Once you have that CD, boot to it, and from there, I'd try this:

dd bs=1 count=1474560 if=/dev/fd0 of=/tmp/floppy.img

Swap a fresh disk into the drive and then:

dd bs=1 count=1474560 if=/tmp/floppy.img of=/dev/fd0

You may have to massage the count to match the disk size. With a
block size of 1, you're taking raw blocks of the floopy drive 0 and
stickin them in a temp file, and the next command just does the
opposite.

If you're a linux newbie, you can find all the details on the dd
command using the man command (man is for "manual"):

man dd

Another tack you can try using that same bootable cd is to try the
partimage program (a Ghost clone). I've never played with it with
floppies though.

Let us know how it turns out. It sounds like a fun little experiment.

Best regards,
 
T

Todd H.

Peter Foldes said:
Start\Run a:\copy and follow prompts


This doesn't work...but it did trigger an alternate solution to my
unix dd-based solution that might be one hell of a lot easier.

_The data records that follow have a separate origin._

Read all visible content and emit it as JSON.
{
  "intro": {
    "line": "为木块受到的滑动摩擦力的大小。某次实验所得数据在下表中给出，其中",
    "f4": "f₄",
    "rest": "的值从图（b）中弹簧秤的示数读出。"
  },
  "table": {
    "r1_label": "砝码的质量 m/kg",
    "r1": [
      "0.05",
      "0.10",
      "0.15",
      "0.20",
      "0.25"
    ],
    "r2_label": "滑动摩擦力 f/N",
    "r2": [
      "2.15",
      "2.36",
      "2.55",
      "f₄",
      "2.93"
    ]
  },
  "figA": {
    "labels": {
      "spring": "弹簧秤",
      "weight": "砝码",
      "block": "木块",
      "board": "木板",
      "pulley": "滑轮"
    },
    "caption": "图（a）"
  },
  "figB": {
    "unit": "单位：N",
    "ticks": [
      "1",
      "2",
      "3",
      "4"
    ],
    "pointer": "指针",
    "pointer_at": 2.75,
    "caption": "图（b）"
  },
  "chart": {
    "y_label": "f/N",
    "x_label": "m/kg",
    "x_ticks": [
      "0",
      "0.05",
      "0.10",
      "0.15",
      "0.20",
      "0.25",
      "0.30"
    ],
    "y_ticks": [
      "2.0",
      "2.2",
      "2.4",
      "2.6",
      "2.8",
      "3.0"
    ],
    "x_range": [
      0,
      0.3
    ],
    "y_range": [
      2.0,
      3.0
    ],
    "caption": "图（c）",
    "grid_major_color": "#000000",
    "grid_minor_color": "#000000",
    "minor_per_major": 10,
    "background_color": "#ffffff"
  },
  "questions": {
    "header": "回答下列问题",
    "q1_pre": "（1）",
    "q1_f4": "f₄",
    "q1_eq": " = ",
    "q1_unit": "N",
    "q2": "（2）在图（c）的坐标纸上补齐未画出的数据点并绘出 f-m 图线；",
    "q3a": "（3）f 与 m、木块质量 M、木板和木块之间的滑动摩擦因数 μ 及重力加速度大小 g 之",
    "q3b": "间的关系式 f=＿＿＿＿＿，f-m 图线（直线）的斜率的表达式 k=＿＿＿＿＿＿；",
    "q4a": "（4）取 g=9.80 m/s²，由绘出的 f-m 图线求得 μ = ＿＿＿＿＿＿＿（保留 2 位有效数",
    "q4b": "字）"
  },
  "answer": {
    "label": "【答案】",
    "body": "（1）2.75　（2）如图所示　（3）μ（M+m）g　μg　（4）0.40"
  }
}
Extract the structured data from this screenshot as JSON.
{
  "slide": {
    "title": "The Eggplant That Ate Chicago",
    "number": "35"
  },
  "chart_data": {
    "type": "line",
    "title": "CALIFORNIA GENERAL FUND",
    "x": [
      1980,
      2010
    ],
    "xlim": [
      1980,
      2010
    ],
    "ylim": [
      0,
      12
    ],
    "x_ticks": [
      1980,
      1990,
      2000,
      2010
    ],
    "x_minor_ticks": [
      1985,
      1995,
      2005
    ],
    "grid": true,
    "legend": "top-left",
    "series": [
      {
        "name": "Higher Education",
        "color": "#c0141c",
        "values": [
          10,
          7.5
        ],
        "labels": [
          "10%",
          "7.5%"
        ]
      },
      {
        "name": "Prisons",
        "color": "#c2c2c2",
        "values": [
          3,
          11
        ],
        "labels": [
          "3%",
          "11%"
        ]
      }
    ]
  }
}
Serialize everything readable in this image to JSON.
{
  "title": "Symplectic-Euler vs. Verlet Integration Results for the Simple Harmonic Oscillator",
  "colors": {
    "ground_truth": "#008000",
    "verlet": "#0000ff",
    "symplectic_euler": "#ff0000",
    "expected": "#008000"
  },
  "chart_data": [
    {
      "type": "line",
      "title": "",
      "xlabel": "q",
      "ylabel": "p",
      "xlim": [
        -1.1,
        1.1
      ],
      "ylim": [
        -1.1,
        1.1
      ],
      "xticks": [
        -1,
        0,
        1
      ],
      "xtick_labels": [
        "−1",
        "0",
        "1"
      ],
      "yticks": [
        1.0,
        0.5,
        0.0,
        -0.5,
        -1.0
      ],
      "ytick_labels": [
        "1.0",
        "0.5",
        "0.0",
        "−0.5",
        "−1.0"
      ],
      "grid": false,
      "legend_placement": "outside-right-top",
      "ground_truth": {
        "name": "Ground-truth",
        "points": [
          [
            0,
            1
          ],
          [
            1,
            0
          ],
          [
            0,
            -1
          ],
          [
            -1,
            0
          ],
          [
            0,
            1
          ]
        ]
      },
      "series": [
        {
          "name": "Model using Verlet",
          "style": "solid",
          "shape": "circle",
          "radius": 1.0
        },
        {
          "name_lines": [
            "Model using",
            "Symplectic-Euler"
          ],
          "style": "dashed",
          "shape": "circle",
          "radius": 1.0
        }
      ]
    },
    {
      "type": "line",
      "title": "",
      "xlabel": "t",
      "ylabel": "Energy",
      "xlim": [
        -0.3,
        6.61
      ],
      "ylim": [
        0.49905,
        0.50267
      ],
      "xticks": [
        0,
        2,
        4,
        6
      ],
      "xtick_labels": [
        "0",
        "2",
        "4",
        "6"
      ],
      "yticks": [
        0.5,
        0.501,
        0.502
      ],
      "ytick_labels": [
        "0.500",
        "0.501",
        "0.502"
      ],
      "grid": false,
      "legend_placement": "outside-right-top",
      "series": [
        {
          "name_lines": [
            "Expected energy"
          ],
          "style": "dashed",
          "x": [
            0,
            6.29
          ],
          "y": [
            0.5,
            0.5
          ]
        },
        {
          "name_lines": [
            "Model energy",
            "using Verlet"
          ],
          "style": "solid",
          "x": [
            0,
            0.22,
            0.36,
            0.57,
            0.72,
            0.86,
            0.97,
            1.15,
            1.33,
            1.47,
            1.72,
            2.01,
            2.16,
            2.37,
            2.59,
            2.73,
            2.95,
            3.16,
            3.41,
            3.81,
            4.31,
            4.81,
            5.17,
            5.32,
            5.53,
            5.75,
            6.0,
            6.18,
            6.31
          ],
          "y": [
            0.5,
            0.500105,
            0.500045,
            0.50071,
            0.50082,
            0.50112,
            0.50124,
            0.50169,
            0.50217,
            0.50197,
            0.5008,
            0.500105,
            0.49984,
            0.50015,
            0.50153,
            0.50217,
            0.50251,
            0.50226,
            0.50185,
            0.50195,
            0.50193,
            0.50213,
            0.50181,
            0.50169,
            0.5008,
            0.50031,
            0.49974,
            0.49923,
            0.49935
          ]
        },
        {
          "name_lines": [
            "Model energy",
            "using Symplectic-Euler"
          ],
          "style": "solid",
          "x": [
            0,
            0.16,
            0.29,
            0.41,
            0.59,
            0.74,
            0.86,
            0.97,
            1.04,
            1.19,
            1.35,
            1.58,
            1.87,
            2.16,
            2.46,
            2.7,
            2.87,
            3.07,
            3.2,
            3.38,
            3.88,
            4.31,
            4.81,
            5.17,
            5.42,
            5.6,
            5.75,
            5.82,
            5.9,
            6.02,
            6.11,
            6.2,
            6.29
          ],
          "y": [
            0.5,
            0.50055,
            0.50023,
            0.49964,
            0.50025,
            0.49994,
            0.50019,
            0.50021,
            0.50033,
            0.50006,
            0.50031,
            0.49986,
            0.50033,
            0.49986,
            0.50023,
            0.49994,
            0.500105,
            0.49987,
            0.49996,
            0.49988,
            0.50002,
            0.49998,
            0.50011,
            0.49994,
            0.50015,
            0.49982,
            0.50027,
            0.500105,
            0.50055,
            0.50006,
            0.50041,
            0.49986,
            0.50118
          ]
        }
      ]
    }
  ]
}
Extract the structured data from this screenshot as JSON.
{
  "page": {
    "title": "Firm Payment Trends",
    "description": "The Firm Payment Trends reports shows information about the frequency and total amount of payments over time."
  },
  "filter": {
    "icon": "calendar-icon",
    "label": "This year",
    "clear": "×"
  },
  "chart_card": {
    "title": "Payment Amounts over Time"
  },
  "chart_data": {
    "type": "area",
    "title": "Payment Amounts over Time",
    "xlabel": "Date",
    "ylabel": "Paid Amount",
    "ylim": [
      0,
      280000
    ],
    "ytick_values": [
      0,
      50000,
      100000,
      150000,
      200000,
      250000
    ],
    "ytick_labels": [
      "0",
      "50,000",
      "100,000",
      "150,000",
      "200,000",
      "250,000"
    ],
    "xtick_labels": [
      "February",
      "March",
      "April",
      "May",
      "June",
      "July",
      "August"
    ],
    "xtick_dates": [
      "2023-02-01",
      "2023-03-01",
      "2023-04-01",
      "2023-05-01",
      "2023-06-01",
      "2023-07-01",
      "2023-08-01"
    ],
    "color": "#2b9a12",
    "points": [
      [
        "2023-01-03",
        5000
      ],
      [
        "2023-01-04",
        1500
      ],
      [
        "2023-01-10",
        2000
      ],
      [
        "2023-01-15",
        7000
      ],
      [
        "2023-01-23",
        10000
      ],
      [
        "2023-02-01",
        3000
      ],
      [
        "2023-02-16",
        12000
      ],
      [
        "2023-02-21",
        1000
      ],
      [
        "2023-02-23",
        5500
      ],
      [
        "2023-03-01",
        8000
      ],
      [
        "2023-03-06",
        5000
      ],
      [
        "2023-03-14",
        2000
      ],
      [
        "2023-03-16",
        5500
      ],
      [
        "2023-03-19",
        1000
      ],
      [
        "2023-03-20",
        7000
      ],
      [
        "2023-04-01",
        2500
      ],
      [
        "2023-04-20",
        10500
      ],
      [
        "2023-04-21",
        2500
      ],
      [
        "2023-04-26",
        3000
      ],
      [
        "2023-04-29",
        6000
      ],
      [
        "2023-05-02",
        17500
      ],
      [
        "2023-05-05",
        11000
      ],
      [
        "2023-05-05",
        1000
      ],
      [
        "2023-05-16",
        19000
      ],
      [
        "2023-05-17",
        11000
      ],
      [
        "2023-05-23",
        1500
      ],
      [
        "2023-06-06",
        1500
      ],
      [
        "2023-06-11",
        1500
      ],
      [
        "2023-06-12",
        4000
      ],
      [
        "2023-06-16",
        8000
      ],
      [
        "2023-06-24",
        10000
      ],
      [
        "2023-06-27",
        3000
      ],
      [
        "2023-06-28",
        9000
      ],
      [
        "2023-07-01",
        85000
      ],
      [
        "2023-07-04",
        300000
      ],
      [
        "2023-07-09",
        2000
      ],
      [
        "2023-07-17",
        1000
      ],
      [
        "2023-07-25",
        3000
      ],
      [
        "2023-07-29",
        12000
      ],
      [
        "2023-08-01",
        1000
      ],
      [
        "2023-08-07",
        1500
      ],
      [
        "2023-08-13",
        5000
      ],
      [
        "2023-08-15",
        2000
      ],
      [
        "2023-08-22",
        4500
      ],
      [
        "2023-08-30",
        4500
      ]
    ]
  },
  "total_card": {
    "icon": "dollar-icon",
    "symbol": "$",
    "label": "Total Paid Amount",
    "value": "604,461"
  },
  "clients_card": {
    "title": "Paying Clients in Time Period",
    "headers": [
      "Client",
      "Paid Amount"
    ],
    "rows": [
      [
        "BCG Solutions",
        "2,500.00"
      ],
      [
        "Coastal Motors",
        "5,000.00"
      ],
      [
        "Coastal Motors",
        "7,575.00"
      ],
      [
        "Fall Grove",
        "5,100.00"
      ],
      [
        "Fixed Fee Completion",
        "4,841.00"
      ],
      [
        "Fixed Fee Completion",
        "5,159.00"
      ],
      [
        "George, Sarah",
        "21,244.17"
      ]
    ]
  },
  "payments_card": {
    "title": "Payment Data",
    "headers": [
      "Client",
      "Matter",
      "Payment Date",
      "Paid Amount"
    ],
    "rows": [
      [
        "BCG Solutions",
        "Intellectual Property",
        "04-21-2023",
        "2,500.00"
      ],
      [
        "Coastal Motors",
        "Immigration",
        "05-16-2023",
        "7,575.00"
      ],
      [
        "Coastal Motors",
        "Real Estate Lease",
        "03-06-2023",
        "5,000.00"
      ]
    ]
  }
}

Boy
it's been years since I've copied a floppy.

Look into the DOS diskcopy command.

c:\> diskcopy a: a:

It will prompt you to swap disks as appropriate. If the help for
diskcopy is to be believed, it makes a sector by sector copy of the
disk, and should work on any format.


Best Regards,
 
H

Holger Petersen

Arthur Rhodes said:
I have a floppy disk with a proprietary format. I don't know exactly
what the format is. It's created on a drum machine.
I'd like to make duplicates of this floppy.
How could I do that? Windows can't read the floppy since its
format is unknown and probably not supported.
Does anyone know how I could do that?

Just try ANADISK and/or TELEDISK. They work best under pure DOS.
And/or ask in comp.os.cpm; especially for download-sites.

Good luck, Holger
 
P

Paul Randall

There are an endless variety of ways to make it difficult to make copies of
floppies. Specialized software can change the number of sectors per track
or write its own stuff in the intersector gap, or whatever. The popular
computer magazines used to have ads for software and machines that could
'copy any format'. If you don't get an error when you view a directory of
the floppy in Windows, I would give WinImage a try. I assume you have
googled for the drum machine's name and the words copy floppy.